De Zwitserse cultuurhistoricus Denis de Rougemont tracht in dit knap essay door te dringen tot het wezen en de eigen kenmerken van het Westen, of, zoals hij het noemt, ‘het Westers avontuur’. Hij blijft echter niet staan bij uiterlijke fenomenen maar zoekt naar de ‘initiale beslissingen’ die de verdere ontwikkeling van het Westen hebben bepaald. Hoe komt het dat de Westerse mens een andere opvatting heeft van de persoon dan de Oosterse, dat hij wetenschappen en techniek tot hoge bloei heeft gebracht en de hele wereld verkend, iets wat de Oosterse niet heeft gedaan. Het Westen opteerde voor een persoonlijke God, wat leiden moest tot een scherp poneren van de menselijke persoonlijkheid, terwijl het Oosten, met zijn pantheïsme, de mens liet ondergaan in het heelal. Het Westen aanvaardde de schepping van de wereld, van de natuur door God, en de aanvaarding van een echt stoffelijk lichaam door de Zoon Gods, wat leiden moest tot de volle waardering en beheersing van de materie in de natuurwetenschappen.
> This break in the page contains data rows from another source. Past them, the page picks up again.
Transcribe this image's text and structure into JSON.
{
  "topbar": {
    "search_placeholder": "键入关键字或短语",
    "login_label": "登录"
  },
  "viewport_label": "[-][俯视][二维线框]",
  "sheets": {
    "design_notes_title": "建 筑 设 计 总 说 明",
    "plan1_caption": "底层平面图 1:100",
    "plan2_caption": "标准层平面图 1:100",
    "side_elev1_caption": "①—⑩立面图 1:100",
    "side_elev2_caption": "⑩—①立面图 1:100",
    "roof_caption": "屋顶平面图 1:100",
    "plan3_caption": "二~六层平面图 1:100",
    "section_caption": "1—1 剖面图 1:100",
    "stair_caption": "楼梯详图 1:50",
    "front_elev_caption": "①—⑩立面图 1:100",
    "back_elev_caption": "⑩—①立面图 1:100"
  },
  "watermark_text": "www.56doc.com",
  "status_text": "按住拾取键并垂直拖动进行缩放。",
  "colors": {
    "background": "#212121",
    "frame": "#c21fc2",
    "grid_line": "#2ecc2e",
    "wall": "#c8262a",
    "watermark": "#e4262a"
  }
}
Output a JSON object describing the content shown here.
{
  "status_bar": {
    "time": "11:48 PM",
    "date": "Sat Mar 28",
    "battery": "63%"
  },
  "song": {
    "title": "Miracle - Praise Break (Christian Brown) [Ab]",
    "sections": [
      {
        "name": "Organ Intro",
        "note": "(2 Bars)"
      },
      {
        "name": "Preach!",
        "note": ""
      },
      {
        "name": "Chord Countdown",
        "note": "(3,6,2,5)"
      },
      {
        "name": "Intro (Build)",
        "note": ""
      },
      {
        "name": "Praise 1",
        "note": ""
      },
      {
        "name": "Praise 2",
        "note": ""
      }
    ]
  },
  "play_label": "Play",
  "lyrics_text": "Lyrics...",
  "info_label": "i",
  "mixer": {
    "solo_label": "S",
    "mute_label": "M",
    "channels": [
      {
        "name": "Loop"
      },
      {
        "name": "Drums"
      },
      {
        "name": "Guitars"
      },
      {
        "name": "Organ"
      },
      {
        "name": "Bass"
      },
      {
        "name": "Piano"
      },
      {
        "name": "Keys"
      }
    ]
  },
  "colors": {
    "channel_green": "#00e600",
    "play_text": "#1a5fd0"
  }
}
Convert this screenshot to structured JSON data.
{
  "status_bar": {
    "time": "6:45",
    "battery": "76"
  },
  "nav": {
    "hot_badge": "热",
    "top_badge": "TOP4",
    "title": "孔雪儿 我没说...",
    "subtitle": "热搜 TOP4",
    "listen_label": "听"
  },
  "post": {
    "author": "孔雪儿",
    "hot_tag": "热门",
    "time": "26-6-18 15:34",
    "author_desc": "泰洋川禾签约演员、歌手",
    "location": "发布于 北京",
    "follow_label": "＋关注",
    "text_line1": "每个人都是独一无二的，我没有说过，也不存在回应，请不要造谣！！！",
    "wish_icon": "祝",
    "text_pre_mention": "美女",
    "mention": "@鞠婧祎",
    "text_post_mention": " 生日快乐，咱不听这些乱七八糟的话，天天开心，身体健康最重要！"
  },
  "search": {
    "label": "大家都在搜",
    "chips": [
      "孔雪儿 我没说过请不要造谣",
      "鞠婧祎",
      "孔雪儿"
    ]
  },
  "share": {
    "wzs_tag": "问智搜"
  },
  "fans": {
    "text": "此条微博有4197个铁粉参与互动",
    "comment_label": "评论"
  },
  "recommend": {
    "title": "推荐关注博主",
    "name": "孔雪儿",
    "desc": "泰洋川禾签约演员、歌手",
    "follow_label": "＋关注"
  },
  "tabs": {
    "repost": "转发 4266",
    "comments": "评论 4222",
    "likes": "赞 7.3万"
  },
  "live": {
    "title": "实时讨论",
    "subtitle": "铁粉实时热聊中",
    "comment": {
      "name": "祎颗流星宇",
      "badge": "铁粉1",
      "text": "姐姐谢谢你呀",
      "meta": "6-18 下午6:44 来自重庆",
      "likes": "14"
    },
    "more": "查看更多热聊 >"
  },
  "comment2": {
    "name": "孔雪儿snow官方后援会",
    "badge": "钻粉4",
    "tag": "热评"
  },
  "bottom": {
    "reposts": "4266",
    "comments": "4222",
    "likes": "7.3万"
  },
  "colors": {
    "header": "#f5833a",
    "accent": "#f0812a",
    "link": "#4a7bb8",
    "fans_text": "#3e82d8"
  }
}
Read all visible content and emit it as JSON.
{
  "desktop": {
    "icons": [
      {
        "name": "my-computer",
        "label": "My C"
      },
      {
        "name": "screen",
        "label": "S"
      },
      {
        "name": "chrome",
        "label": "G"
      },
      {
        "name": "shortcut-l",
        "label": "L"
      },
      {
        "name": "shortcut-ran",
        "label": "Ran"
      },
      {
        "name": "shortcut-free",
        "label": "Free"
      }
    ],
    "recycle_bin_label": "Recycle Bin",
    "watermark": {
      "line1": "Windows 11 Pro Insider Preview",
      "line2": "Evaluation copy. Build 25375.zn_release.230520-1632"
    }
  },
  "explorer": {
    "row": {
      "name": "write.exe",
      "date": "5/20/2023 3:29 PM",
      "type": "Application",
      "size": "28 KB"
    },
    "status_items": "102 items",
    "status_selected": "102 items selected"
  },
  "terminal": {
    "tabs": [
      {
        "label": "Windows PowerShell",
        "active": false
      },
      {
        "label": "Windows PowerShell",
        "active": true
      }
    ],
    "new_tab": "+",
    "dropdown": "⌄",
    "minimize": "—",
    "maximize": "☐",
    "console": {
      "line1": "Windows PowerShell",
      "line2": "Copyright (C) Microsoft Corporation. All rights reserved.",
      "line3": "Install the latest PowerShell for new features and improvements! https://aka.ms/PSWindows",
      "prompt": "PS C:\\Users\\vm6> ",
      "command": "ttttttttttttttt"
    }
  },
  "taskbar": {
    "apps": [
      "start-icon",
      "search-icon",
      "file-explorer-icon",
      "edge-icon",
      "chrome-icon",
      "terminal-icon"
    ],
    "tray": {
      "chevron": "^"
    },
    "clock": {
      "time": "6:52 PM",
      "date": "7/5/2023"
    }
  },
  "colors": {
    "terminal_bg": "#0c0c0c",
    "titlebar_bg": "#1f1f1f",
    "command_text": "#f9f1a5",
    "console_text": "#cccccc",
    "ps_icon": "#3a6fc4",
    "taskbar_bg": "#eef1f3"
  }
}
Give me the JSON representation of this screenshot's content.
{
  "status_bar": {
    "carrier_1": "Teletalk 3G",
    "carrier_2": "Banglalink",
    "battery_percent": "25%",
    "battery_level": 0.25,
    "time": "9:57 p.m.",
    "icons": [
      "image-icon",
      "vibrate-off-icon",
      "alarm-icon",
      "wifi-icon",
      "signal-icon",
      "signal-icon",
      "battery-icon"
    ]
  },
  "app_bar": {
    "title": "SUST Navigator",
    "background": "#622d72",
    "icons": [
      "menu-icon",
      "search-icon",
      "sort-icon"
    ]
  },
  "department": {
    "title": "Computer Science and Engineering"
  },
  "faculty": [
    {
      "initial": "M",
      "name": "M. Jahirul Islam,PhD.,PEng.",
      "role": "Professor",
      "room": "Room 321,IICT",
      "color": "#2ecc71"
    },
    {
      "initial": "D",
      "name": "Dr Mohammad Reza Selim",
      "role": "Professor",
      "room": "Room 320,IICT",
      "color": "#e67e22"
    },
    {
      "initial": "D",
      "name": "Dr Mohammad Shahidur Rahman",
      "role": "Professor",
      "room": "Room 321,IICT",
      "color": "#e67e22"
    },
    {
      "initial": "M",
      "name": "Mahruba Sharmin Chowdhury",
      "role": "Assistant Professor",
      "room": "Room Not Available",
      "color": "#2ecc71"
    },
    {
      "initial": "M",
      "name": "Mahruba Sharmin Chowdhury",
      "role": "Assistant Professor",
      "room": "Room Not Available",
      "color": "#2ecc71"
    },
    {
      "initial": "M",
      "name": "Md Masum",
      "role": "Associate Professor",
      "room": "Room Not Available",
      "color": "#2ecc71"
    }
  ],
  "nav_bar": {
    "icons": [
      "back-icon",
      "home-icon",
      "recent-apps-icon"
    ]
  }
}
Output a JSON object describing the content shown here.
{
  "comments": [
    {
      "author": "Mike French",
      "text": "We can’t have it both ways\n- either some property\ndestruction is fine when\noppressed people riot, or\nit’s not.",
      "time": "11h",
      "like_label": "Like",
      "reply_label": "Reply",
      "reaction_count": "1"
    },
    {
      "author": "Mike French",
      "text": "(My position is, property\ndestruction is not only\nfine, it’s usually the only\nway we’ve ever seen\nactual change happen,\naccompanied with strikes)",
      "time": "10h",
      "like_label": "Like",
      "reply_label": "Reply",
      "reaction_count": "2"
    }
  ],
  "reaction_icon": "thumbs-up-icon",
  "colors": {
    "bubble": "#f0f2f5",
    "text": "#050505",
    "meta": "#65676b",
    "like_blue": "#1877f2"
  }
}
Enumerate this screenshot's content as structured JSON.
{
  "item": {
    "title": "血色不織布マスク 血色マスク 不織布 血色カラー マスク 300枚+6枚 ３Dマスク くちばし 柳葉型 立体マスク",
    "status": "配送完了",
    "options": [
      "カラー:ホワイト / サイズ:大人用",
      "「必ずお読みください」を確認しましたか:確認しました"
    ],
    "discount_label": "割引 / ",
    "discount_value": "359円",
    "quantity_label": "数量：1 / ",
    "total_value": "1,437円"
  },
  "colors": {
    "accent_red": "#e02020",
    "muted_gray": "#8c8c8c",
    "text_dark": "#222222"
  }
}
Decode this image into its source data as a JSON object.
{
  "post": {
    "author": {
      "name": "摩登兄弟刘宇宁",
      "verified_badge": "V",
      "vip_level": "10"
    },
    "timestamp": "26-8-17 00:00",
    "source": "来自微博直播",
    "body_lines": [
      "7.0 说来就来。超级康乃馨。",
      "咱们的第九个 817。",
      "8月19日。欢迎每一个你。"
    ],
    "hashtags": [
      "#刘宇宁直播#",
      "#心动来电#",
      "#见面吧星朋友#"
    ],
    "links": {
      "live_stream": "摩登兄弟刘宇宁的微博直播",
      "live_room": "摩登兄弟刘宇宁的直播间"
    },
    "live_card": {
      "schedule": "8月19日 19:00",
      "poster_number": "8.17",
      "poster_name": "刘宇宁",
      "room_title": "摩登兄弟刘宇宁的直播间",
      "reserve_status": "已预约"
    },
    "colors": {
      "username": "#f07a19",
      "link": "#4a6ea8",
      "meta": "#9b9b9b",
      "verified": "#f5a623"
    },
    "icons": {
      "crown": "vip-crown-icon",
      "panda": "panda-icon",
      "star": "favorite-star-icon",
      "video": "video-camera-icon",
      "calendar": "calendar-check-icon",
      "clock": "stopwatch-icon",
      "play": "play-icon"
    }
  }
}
Dat gedeeltelijk religieuze motieven de Portugezen en Spanjaarden op ontdekkingstocht dreven weten wij allen. In een dicht geschreven en sterk geladen exposé, steunend op een immense eruditie, laat ons deze christelijke cultuurfilosoof de diepste roerselen van de Westerse ziel benaderen. Zijn diagnose is ongemeen rijk en, al stelt men wel eens een vraagteken, in wezen juist.
M. Dierickx
| |
Lelotte, F., Convertis du XXe siècle, vol. 4. - Casterman, Doornik, 1957, 248 pp., ing. Fr. 54.
De indrukwekkende reeks van P. Lelotte Convertis du XXe siècle die eerst in afzonderlijke brochures van 16 blz. verscheen, wordt nu ook in boekvorm uitgegeven. Dit deel groepeert o.m. Schwob, Chesterton, R. Knox, Ch. Plisnier, Reinhold Schneider enz.